Le pouvoir d'une (bonne) histoire est double : elle simule en montrant comment il convient d'agir ou comment vos actions agissent, et elle inspire en motivant vos interlocuteurs à l'action.

2) Une bonne histoire instruit et divertit !
Les raisons pour lesquelles nous sommes sensibles aux histoires résident en leur pouvoir d'associer 2 critères pas toujours compatibles : l'amusement et l'instruction. On aime tous s'instruire en s'amusant et c'est ce que nous offrent les histoires ...

3) Donnez vie à vos idées !
Les histoires donnent du contexte à vos propos, surtout lorsqu'ils sont abstraits. Elles incitent à la prise d'expérience, elles mettent en situation vos propres propos ainsi que vos interlocuteurs qui peuvent ainsi s'y projeter. Elles permettent de passer d'un état passif à un début d'activité.

4) Utilisez l'existent !
Les meilleures histoires sont celles qui durent. Il n'est pas toujours nécessaire de créer des idées, mais repérer les histoires qui portent des idées vieilles comme le monde est souvent une bonne idée.

5) Défiez, liez, créez !
Ce sont en effet les 3 moyens communément utilisés par l'immense majorité des histoires qui se basent sur des intrigues. C'est d'ailleurs ce sur quoi jouent les magazines people.

Un message qui Emeut :
1) De l'émotion plus que de la réflexion !
Il est prouvé que les messages qui nous émeuvent ont plus de poids que ceux qui nous font réfléchir. Il est plus facile de jouer sur la fibre sentimentale des individus que sur leur intellect. Les sentiments prennent plus souvent le pas sur le raisonnement.

2) Sachez créer des sentiments nouveaux !
La difficulté de cet exercice réside dans le fait que tout le monde tente de jouer sur les sentiments des autres. Pour vraiment être pertinent à ce sujet et ne pas lasser les gens en passant pour un opportuniste il faut aussi faire part d'imagination et trouver des associations d'idées les plus novatrices possibles, par exemple en évitant d'utiliser des termes par trop usités (comme sportivité, nouveauté, unicité, ...)

3) Touchez la fibre personnelle !
Nous sommes beaucoup plus émus par des histoires d'individus que par des histoires collectives. Nous sommes beaucoup plus touchés par une image d'une petite fille somalienne en train de mourir de faim devant nos yeux que par le chiffre de centaines de milliers de somaliens qui sont eux aussi en train de mourir de faim ... Ne dîtes pas "on se sent mieux grâce à ...", mais "vous vous sentez mieux grâce à ..."
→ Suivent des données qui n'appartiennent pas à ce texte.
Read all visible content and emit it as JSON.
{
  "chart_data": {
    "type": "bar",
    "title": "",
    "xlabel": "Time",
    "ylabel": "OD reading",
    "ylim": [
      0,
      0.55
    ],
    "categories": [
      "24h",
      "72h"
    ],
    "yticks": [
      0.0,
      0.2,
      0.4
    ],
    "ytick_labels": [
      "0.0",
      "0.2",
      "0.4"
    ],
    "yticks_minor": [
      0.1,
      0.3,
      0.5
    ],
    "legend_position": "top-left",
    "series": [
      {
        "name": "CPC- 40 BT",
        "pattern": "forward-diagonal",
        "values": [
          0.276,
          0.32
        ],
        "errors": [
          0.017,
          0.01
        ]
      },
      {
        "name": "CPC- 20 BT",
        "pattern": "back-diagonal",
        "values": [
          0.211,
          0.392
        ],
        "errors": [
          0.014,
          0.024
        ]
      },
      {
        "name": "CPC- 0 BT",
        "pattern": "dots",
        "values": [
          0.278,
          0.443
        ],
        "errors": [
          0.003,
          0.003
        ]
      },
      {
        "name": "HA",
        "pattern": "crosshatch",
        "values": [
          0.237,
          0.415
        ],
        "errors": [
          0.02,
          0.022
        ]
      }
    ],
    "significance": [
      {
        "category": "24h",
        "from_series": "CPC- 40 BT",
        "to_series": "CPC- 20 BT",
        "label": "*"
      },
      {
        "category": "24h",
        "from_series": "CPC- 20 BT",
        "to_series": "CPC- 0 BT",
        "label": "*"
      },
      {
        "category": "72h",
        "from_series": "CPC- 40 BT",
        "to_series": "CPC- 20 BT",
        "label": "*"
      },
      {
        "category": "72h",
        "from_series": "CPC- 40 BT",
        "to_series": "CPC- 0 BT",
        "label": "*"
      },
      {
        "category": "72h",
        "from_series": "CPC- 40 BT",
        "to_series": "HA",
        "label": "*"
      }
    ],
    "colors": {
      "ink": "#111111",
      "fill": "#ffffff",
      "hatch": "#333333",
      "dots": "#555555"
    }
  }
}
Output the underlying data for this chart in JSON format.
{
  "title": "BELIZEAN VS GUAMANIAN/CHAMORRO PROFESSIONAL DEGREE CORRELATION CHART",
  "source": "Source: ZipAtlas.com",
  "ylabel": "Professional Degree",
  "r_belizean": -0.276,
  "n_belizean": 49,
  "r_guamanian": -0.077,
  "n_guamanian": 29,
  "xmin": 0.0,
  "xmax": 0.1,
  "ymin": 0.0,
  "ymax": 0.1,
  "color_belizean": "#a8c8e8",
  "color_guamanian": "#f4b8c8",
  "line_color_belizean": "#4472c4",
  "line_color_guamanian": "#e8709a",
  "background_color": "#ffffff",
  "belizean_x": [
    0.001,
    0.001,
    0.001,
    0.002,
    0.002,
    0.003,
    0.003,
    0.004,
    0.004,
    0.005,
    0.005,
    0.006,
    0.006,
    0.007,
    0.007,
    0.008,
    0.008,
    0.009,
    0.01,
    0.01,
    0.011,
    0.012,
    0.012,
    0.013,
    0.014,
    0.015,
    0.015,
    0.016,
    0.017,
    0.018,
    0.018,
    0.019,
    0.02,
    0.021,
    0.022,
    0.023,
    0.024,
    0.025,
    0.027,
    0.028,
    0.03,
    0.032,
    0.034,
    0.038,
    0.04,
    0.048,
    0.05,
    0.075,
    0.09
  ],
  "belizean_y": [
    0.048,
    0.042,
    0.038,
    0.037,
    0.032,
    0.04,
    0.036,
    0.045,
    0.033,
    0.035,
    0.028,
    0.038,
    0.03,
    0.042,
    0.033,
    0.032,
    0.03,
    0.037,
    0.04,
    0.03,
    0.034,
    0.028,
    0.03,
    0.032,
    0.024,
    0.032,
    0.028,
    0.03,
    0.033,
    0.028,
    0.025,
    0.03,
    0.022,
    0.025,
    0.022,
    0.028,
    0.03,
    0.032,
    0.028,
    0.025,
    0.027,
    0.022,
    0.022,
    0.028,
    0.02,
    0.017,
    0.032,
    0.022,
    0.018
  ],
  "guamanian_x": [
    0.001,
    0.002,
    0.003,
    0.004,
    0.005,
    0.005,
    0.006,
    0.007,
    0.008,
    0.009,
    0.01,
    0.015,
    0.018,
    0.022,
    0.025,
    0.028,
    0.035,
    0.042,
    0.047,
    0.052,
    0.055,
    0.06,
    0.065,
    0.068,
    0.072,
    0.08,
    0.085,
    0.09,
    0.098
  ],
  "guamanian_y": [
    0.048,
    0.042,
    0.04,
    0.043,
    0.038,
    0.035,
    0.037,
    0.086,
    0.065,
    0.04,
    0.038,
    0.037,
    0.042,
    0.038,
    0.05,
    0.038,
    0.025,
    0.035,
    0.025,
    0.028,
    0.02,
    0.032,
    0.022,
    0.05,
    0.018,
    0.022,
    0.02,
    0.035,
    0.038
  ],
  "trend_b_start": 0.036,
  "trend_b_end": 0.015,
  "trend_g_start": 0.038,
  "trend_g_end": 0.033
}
4) Maslow s'est (en partie) trompé !
Nous sommes nombreux à connaître la pyramide de Maslow, celle qui hiérarchise nos besoins. Bien que personne ne remette en cause les 8 niveaux de cette pyramide, presque tous les psychologues d'aujourd'hui s'accordent pour dire que la hiérarchisation de ces besoins est une erreur et qu'ils sont tous plus ou moins complémentaires les uns des autres et que l'on peut très bien se reposer en même temps sur des besoins physiques, sécuritaires, d'appartenance, d'estime, d'apprentissage, esthétiques, d'accomplissement et de transcendance pour justifier ses actes sans que ces étapes soient nécessairement consécutives les unes des autres. Et c'est plutôt une bonne nouvelle ! Car chacune de ces étapes met en jeu des émotions différentes. En jouant sur ces émotions nous sommes quasiment certains de faire mouche quel que soit le degré de motivation de la personne avec laquelle nous tentons de partager notre point de vue.

Un message Crédible :
1) Ponctuez vos histoires de détails vivants !
Les détails rendent vos histoires pertinentes et en renforcent la crédibilité. Posez-vous la question de savoir ce qui rend les légendes urbaines si populaires ... C'est la succession de détails qui symbolisent et soutiennent le coeur de notre message.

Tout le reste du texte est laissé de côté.